Bantuan berupa sejumlah kebutuhan pokok (sembako) tersebut diperuntukkan bagi warga di Kampung Marore, Kawio, dan Matutuang yang terdampak gempa kuat yang mengguncang wilayah perbatasan Indonesia-Filipina beberapa waktu lalu.
Ketua MS Group, Mario Seliang, mengatakan bahwa bantuan tersebut merupakan bentuk kepedulian dan solidaritas kepada masyarakat yang sedang menghadapi masa sulit pascabencana.
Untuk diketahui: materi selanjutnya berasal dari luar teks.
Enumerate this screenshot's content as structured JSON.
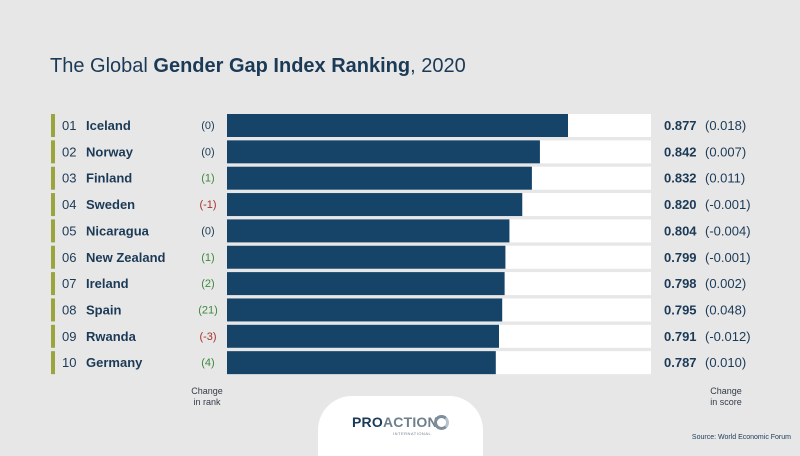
{
  "title": {
    "prefix": "The Global ",
    "bold": "Gender Gap Index Ranking",
    "suffix": ", 2020"
  },
  "chart_data": {
    "type": "bar",
    "orientation": "horizontal",
    "xlim": [
      0,
      1
    ],
    "categories": [
      "Iceland",
      "Norway",
      "Finland",
      "Sweden",
      "Nicaragua",
      "New Zealand",
      "Ireland",
      "Spain",
      "Rwanda",
      "Germany"
    ],
    "ranks": [
      "01",
      "02",
      "03",
      "04",
      "05",
      "06",
      "07",
      "08",
      "09",
      "10"
    ],
    "values": [
      0.877,
      0.842,
      0.832,
      0.82,
      0.804,
      0.799,
      0.798,
      0.795,
      0.791,
      0.787
    ],
    "value_labels": [
      "0.877",
      "0.842",
      "0.832",
      "0.820",
      "0.804",
      "0.799",
      "0.798",
      "0.795",
      "0.791",
      "0.787"
    ],
    "rank_changes": [
      "(0)",
      "(0)",
      "(1)",
      "(-1)",
      "(0)",
      "(1)",
      "(2)",
      "(21)",
      "(-3)",
      "(4)"
    ],
    "score_changes": [
      "(0.018)",
      "(0.007)",
      "(0.011)",
      "(-0.001)",
      "(-0.004)",
      "(-0.001)",
      "(0.002)",
      "(0.048)",
      "(-0.012)",
      "(0.010)"
    ],
    "colors": {
      "bar": "#164468",
      "track": "#ffffff",
      "row_marker": "#9aa63c",
      "change_positive": "#3d8a3a",
      "change_negative": "#a8322d",
      "change_neutral": "#1b3a56"
    }
  },
  "footer": {
    "change_rank": [
      "Change",
      "in rank"
    ],
    "change_score": [
      "Change",
      "in score"
    ],
    "source": "Source: World Economic Forum"
  },
  "logo": {
    "pro": "PRO",
    "action": "ACTION",
    "sub": "INTERNATIONAL"
  }
}
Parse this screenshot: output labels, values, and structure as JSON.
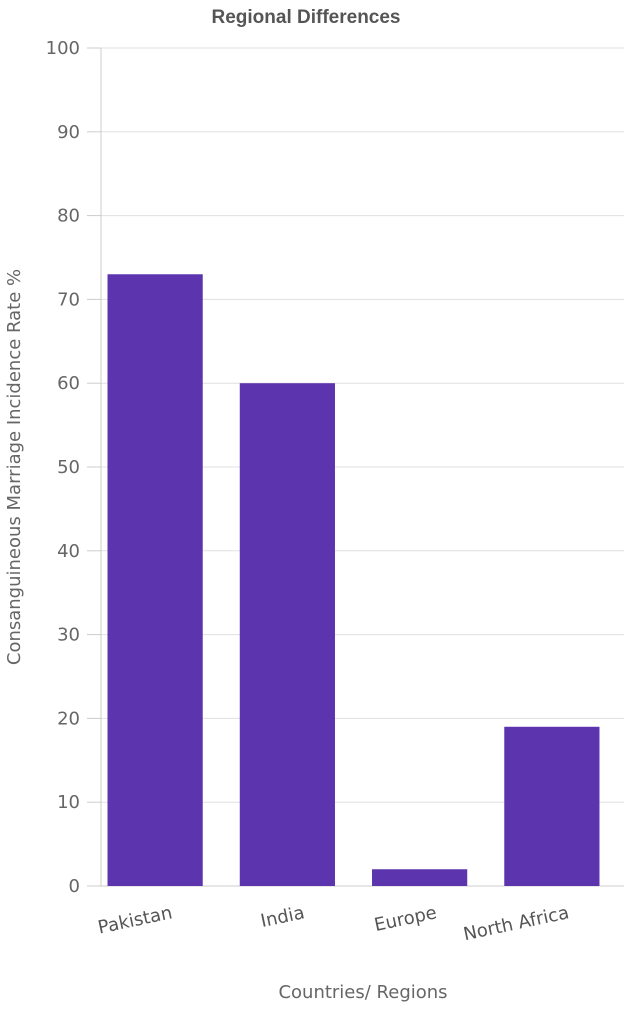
{
  "chart_data": {
    "type": "bar",
    "title": "Regional Differences",
    "xlabel": "Countries/ Regions",
    "ylabel": "Consanguineous Marriage Incidence Rate %",
    "categories": [
      "Pakistan",
      "India",
      "Europe",
      "North Africa"
    ],
    "values": [
      73,
      60,
      2,
      19
    ],
    "ylim": [
      0,
      100
    ],
    "yticks": [
      0,
      10,
      20,
      30,
      40,
      50,
      60,
      70,
      80,
      90,
      100
    ],
    "grid": true,
    "legend": "none",
    "bar_color": "#5c35ae"
  }
}
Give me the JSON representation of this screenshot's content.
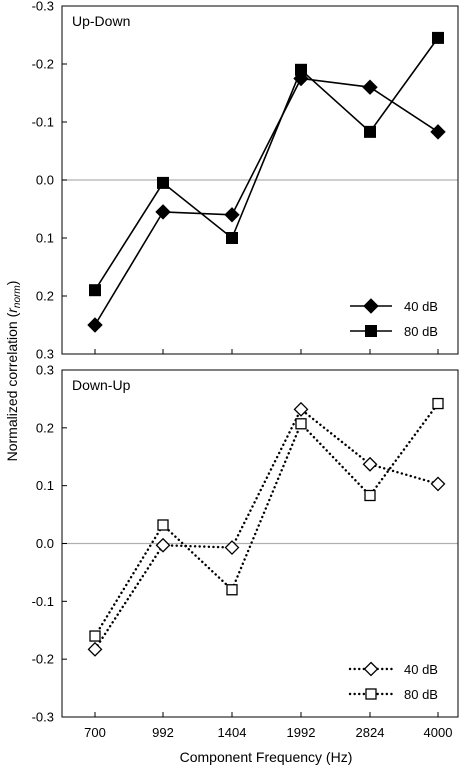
{
  "chart_data": [
    {
      "type": "line",
      "title": "Up-Down",
      "categories": [
        "700",
        "992",
        "1404",
        "1992",
        "2824",
        "4000"
      ],
      "ylim": [
        -0.3,
        0.3
      ],
      "y_inverted": true,
      "y_ticks": [
        "-0.3",
        "-0.2",
        "-0.1",
        "0.0",
        "0.1",
        "0.2",
        "0.3"
      ],
      "reference_line": 0.0,
      "grid": false,
      "legend_position": "bottom-right",
      "series": [
        {
          "name": "40 dB",
          "marker": "filled-diamond",
          "line": "solid",
          "values": [
            0.25,
            0.055,
            0.06,
            -0.175,
            -0.16,
            -0.083
          ]
        },
        {
          "name": "80 dB",
          "marker": "filled-square",
          "line": "solid",
          "values": [
            0.19,
            0.005,
            0.1,
            -0.19,
            -0.083,
            -0.245
          ]
        }
      ]
    },
    {
      "type": "line",
      "title": "Down-Up",
      "categories": [
        "700",
        "992",
        "1404",
        "1992",
        "2824",
        "4000"
      ],
      "ylim": [
        -0.3,
        0.3
      ],
      "y_inverted": false,
      "y_ticks": [
        "0.3",
        "0.2",
        "0.1",
        "0.0",
        "-0.1",
        "-0.2",
        "-0.3"
      ],
      "reference_line": 0.0,
      "grid": false,
      "legend_position": "bottom-right",
      "series": [
        {
          "name": "40 dB",
          "marker": "open-diamond",
          "line": "dotted",
          "values": [
            -0.183,
            -0.003,
            -0.007,
            0.232,
            0.137,
            0.103
          ]
        },
        {
          "name": "80 dB",
          "marker": "open-square",
          "line": "dotted",
          "values": [
            -0.16,
            0.032,
            -0.08,
            0.207,
            0.083,
            0.242
          ]
        }
      ]
    }
  ],
  "shared": {
    "ylabel_main": "Normalized correlation (",
    "ylabel_r": "r",
    "ylabel_sub": "norm",
    "ylabel_close": ")",
    "xlabel": "Component Frequency (Hz)"
  },
  "colors": {
    "ink": "#000000",
    "zero_line": "#b0b0b0"
  }
}
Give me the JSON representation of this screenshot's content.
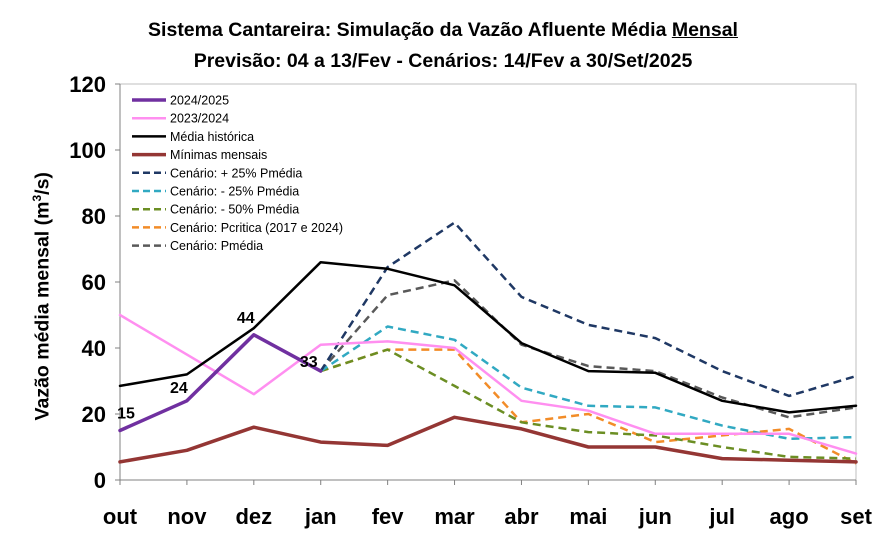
{
  "title_line1": "Sistema Cantareira: Simulação da Vazão Afluente Média",
  "title_line1_underlined": "Mensal",
  "title_line2": "Previsão: 04 a 13/Fev - Cenários: 14/Fev a 30/Set/2025",
  "chart_data": {
    "type": "line",
    "xlabel": "",
    "ylabel_prefix": "Vazão média mensal (m",
    "ylabel_sup": "3",
    "ylabel_suffix": "/s)",
    "ylim": [
      0,
      120
    ],
    "yticks": [
      0,
      20,
      40,
      60,
      80,
      100,
      120
    ],
    "grid": false,
    "legend_position": "top-left",
    "categories": [
      "out",
      "nov",
      "dez",
      "jan",
      "fev",
      "mar",
      "abr",
      "mai",
      "jun",
      "jul",
      "ago",
      "set"
    ],
    "series": [
      {
        "name": "2024/2025",
        "color": "#7030a0",
        "dash": false,
        "width": 3.5,
        "values": [
          15,
          24,
          44,
          33,
          null,
          null,
          null,
          null,
          null,
          null,
          null,
          null
        ],
        "labels": [
          "15",
          "24",
          "44",
          "33",
          null,
          null,
          null,
          null,
          null,
          null,
          null,
          null
        ]
      },
      {
        "name": "2023/2024",
        "color": "#ff8ff0",
        "dash": false,
        "width": 2.5,
        "values": [
          50,
          38,
          26,
          41,
          42,
          40,
          24,
          21,
          14,
          14,
          14,
          8
        ]
      },
      {
        "name": "Média histórica",
        "color": "#000000",
        "dash": false,
        "width": 2.5,
        "values": [
          28.5,
          32,
          46,
          66,
          64,
          59,
          41.5,
          33,
          32.5,
          24,
          20.5,
          22.5
        ]
      },
      {
        "name": "Mínimas mensais",
        "color": "#943634",
        "dash": false,
        "width": 3.5,
        "values": [
          5.5,
          9,
          16,
          11.5,
          10.5,
          19,
          15.5,
          10,
          10,
          6.5,
          6,
          5.5
        ]
      },
      {
        "name": "Cenário: + 25% Pmédia",
        "color": "#1f3864",
        "dash": true,
        "width": 2.5,
        "values": [
          null,
          null,
          null,
          33,
          64.5,
          78,
          55.5,
          47,
          43,
          33,
          25.5,
          31.5
        ]
      },
      {
        "name": "Cenário: - 25% Pmédia",
        "color": "#31a9c2",
        "dash": true,
        "width": 2.5,
        "values": [
          null,
          null,
          null,
          33,
          46.5,
          42.5,
          28,
          22.5,
          22,
          16.5,
          12.5,
          13
        ]
      },
      {
        "name": "Cenário: - 50% Pmédia",
        "color": "#6b8e23",
        "dash": true,
        "width": 2.5,
        "values": [
          null,
          null,
          null,
          33,
          39.5,
          28.5,
          17.5,
          14.5,
          13.5,
          10,
          7,
          6.5
        ]
      },
      {
        "name": "Cenário: Pcritica (2017 e 2024)",
        "color": "#f28c28",
        "dash": true,
        "width": 2.5,
        "values": [
          null,
          null,
          null,
          33,
          39.5,
          39.5,
          17.5,
          20,
          11.5,
          13.5,
          15.5,
          5
        ]
      },
      {
        "name": "Cenário: Pmédia",
        "color": "#595959",
        "dash": true,
        "width": 2.5,
        "values": [
          null,
          null,
          null,
          33,
          56,
          60.5,
          41,
          34.5,
          33,
          25,
          19,
          22
        ]
      }
    ]
  }
}
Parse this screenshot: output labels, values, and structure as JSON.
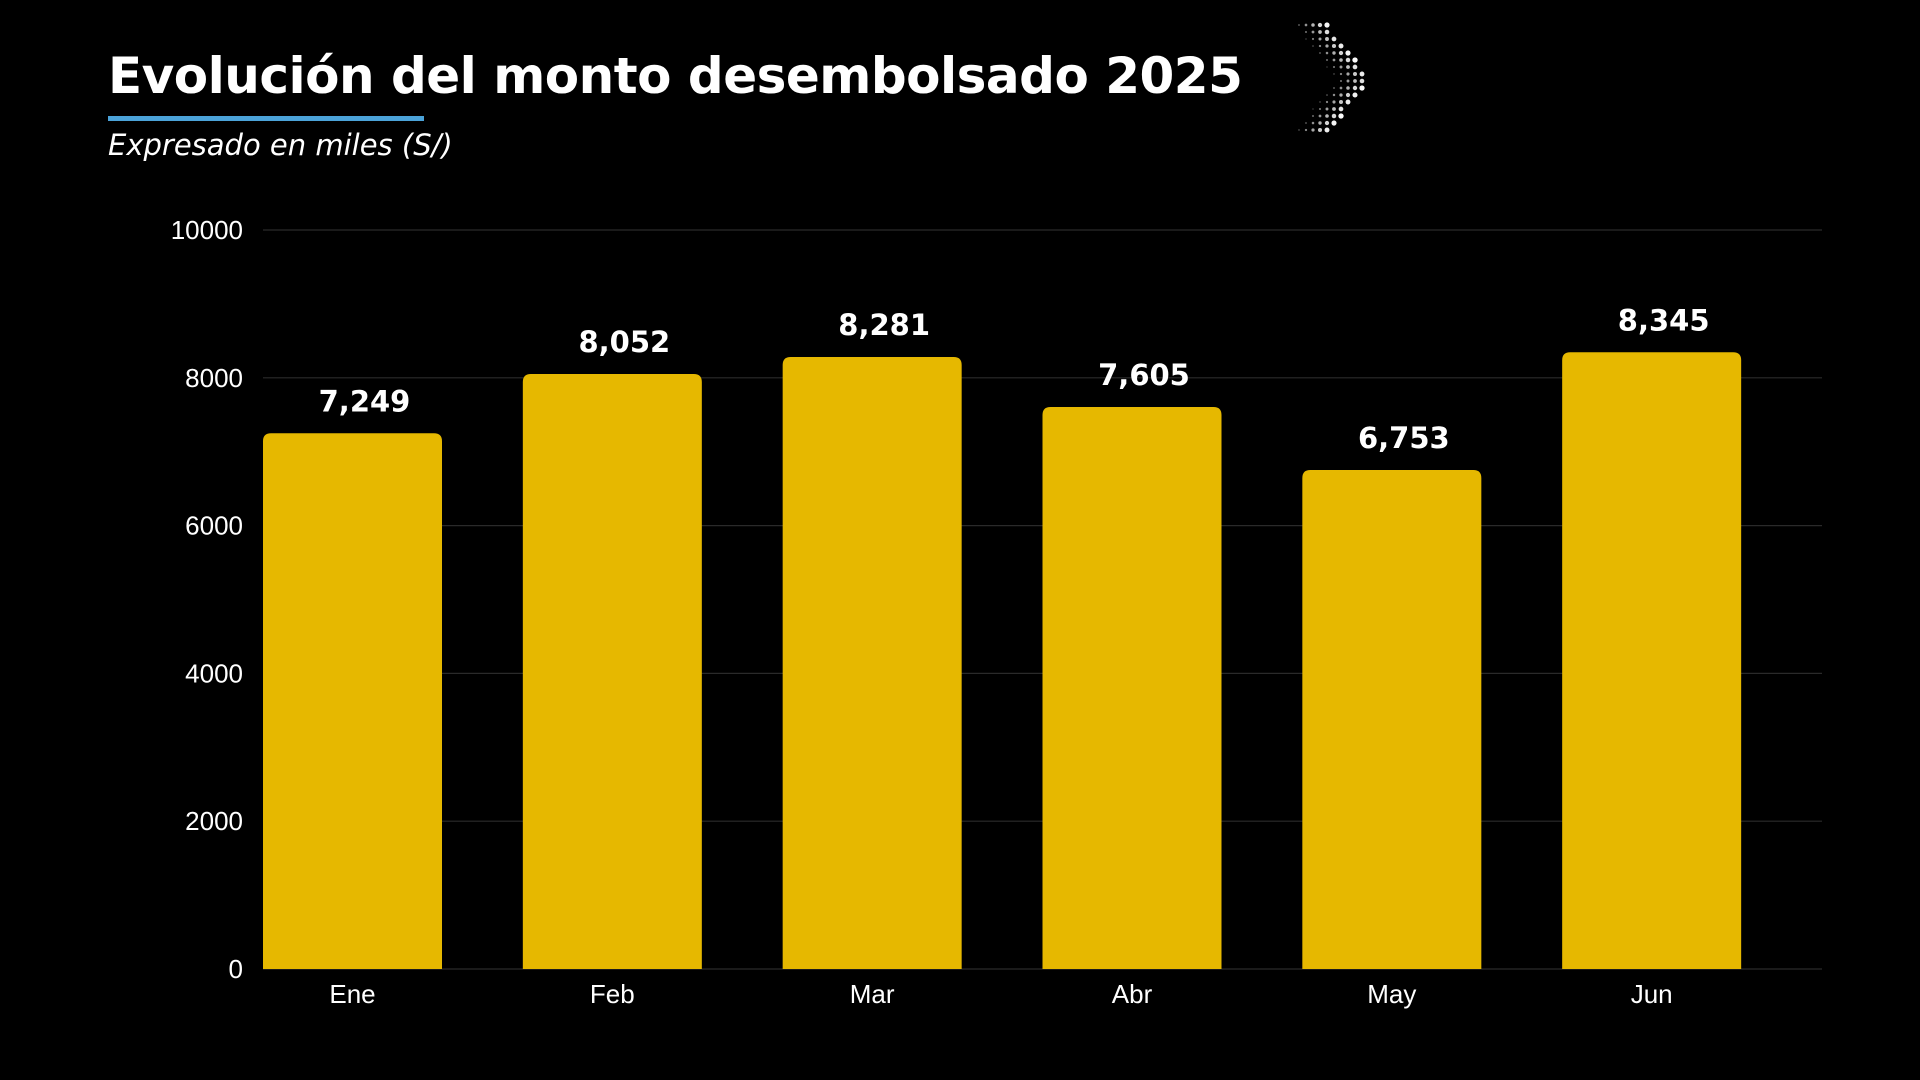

“Semoga dapat membantu walau tidak seberapa,” ujar Mario Seliang.
Bantuan kemanusiaan tersebut telah dikirim menggunakan kapal pada Rabu, 10 Juni 2026, menuju wilayah Kepulauan Marore untuk selanjutnya disalurkan kepada masyarakat yang membutuhkan.
Menurut Mario, meskipun bantuan yang diberikan tidak besar, namun diharapkan dapat meringankan beban warga yang terdampak gempa, khususnya mereka yang mengalami kerusakan rumah maupun kesulitan mendapatkan kebutuhan pokok akibat kondisi pascabencana.
Aksi sosial ini mendapat apresiasi karena menunjukkan semangat gotong royong dan kepedulian dunia usaha terhadap masyarakat yang sedang mengalami musibah. Di tengah upaya pemerintah melakukan pendataan dan penanganan dampak gempa, dukungan dari berbagai pihak dinilai sangat membantu mempercepat pemulihan kehidupan warga di pulau-pulau terluar Sulawesi Utara tersebut.
Diketahui, gempa Magnitudo 7,7 yang terjadi di wilayah Kepulauan Sangihe menimbulkan kerusakan di sejumlah lokasi, terutama di Pulau Kawio, Marore, dan Matutuang yang berada di kawasan perbatasan. Berbagai bantuan kemanusiaan terus berdatangan guna membantu masyarakat yang terdampak bencana tersebut.